Bedroom Community

Press Reviews for Ekvílibríum

Icelandic musician and producer Valgeir Sigurðsson is best known as a regular collaborator with Björk, having contributed to all her records since Selmasongs, and for recent stints with the likes of Bonnie Prince Billy (The Letting Go) and CocoRosie (The Adventures Of Ghosthorse And Stillborn). He recently set up his own imprint, Bedroom Community, and has published Speaks Volumes, the debut album from twenty-four year old American classical composer Nico Muhly and the most recent output from Melbourne’s Ben Frost.

Ekvílibríum, Sigurðsson’s long overdue debut album is an elegant collection of gentle acoustic pieces tainted with orchestral swathes and discreet electronics textures. If the compositions could appear deceptively simple at first, repeat listens reveal complex and intricate formations which explode in colourful ribbons of sounds, textures and emotions to form the backbone of Sigurðsson’s exquisite miniature tales.

Nico Muhly handles the score here and appears in various capacities (piano, synths, celesta, string arrangements), leading an impressive cast, amongst which Guy Sigsworth, another regular Björk contributor, Bonnie ‘Prince’ Billy, Faun Fables’ Dawn McCarthy, Nick Cave collaborator Warren Ellis and Machine Translations’ J. Walker are some of the most high-profile intervenients. Sigurðsson makes good use of this constant afflux of energy. He, who is more often found in the background, guides this exotic ensemble through the meanderings of his imagination.

Although the majority of the compositions collected here are instrumental, vocals occasional materialize and bring an element of human tension into this wonderfully detailed and dense patchwork. Bonnie ‘Prince’ Billy lends his softly droned torments to Evolution Of Waters and Kin, pushing the two songs into moody corners. Evolution Of Waters especially sounds like a precious stone set against a lush string-laden backdrop of shimmering sub-melodies. There are echoes of Mark Kozelek on Baby Architect as J. Walker weaves surrealist lyrics into Sigurðsson’s wonderful atmospheric pop while Dawn McCarthy brings earthy flavours and emotional grounding to the dramatic Winter Sleep.

As a counterpoint to the rich and vibrant layers of opening track A Symmetry and Focal Point, After Four and even more so Equilibrium Is Restored offer beautiful autumnal textures and melancholic overtones.

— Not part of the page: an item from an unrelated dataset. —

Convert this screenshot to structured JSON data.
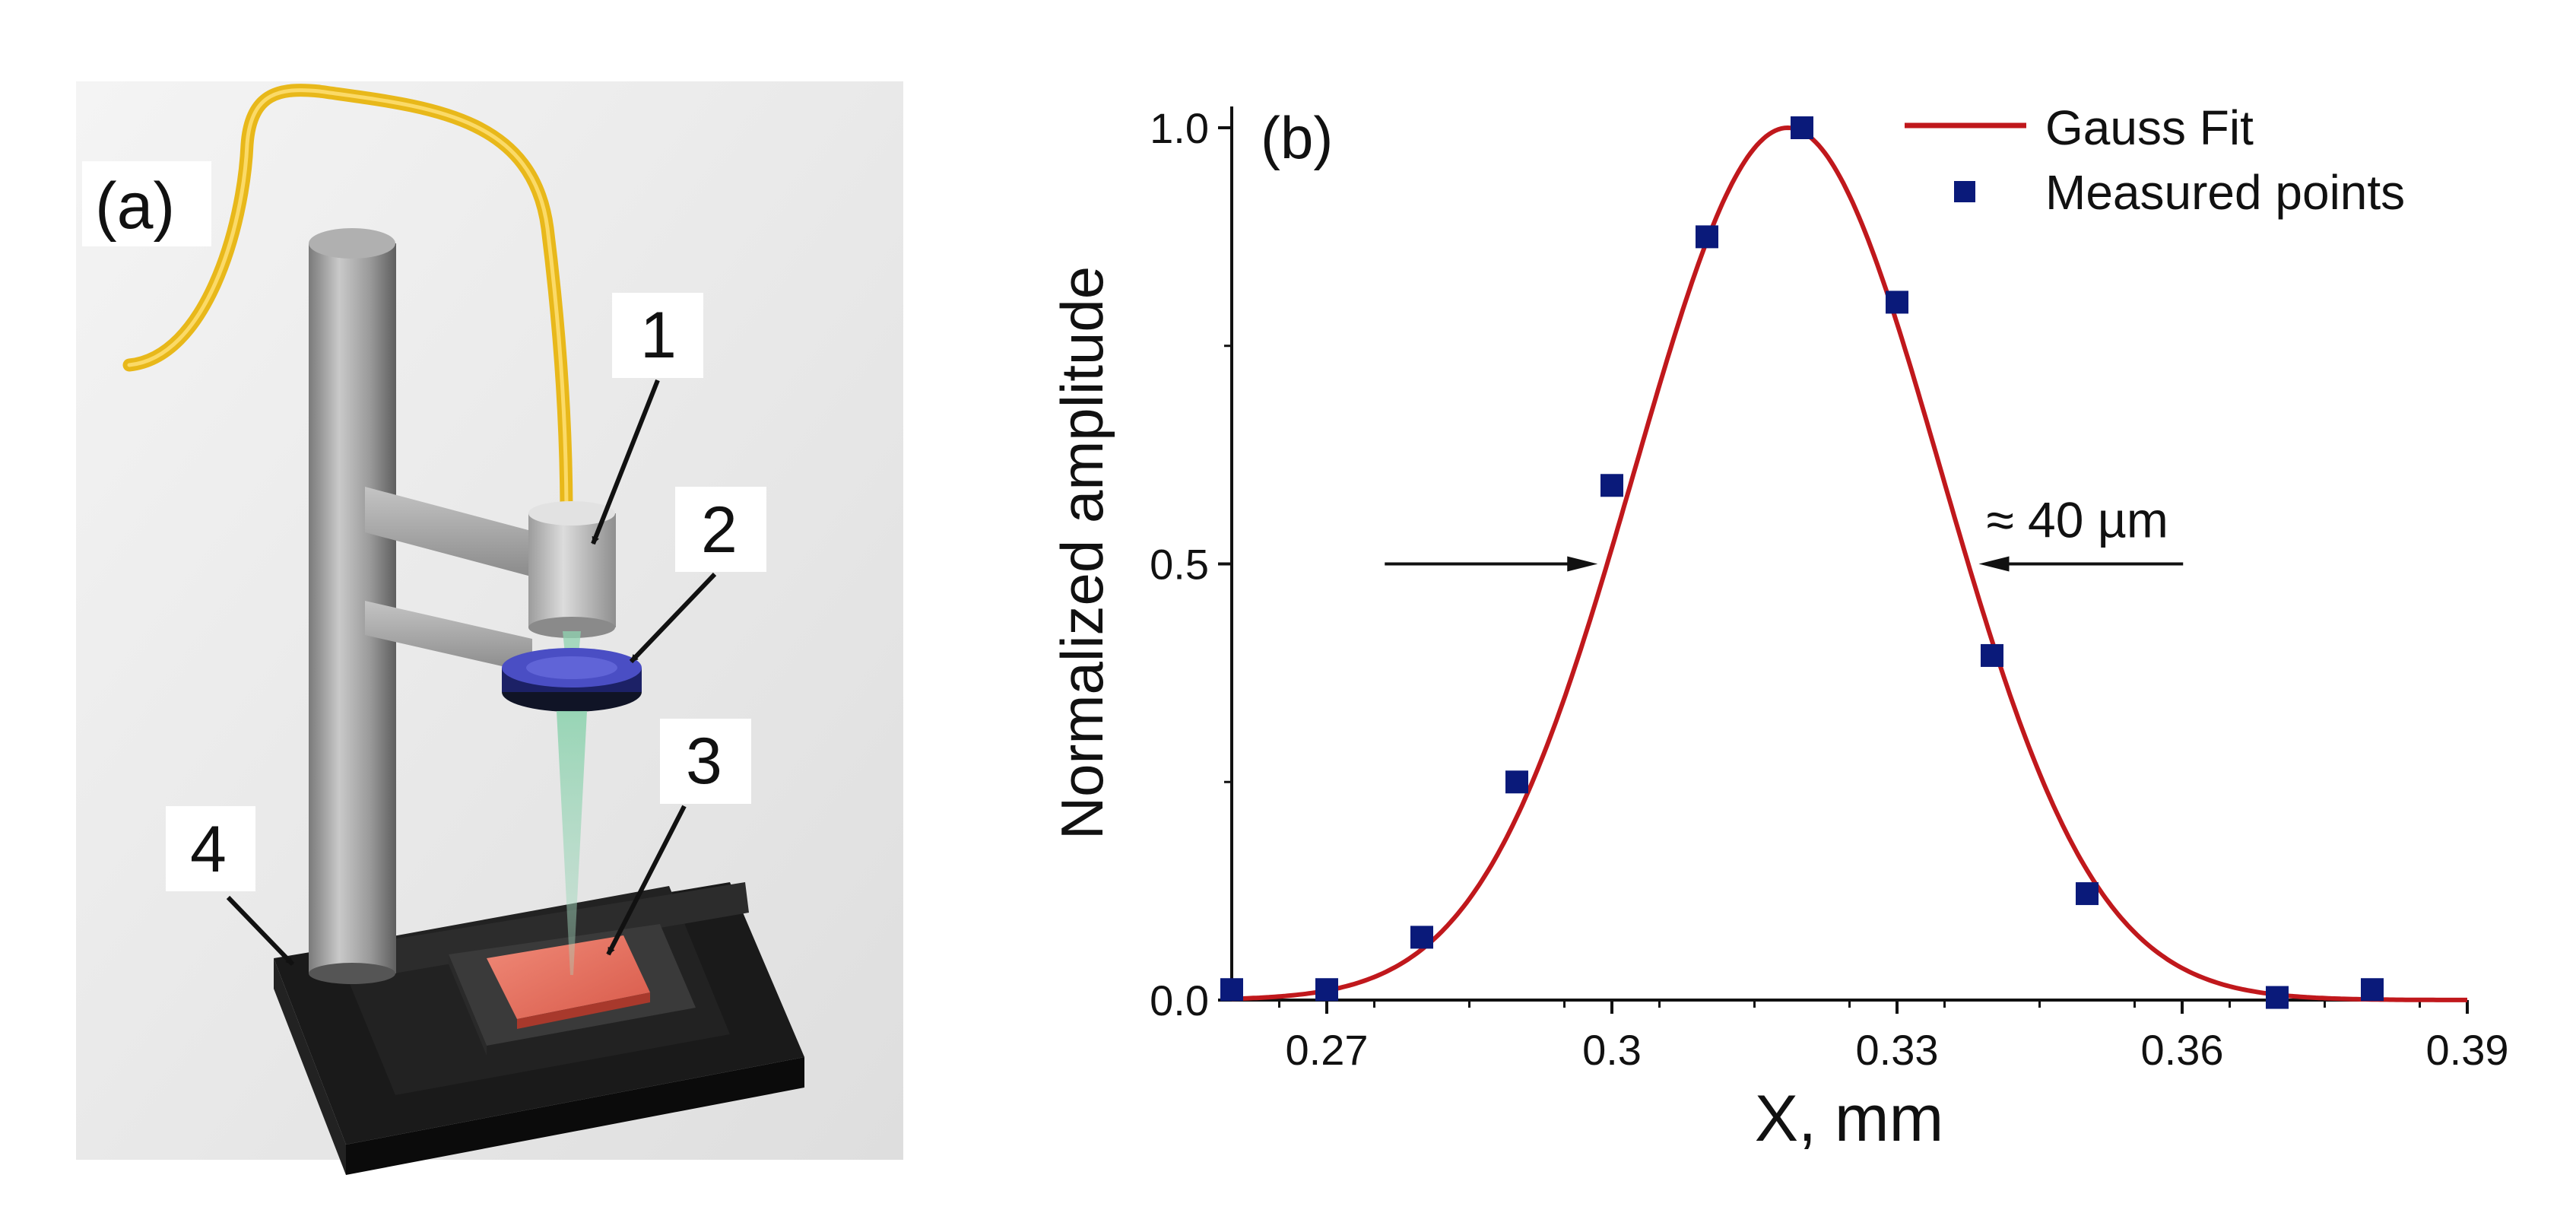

The latter track is not without recalling some of the ambiences of Ben Frost’s superb Theory Of Machines. The two remaining instrumentals allow for some of the most poignant arrangements and cinematic moments of the record. At just one minute forty, Before Nine serves as an impeccable introduction to the heart-warming Kin, while the intricate shimmering piano and guitar motifs of Lungs, For Merrilee bring this album to a truly inspiring finale.

Despite the many collaborators involved and the ambitious aspect of the project, Ekvílibríum is beautifully understated and subtle and above all deeply poetic. Valgeir Sigurðsson is the most welcoming and thoughtful of hosts and, as he leads his companions through various narratives, he orchestrates one of the most exhilarating and perfect records you’ll hear this year.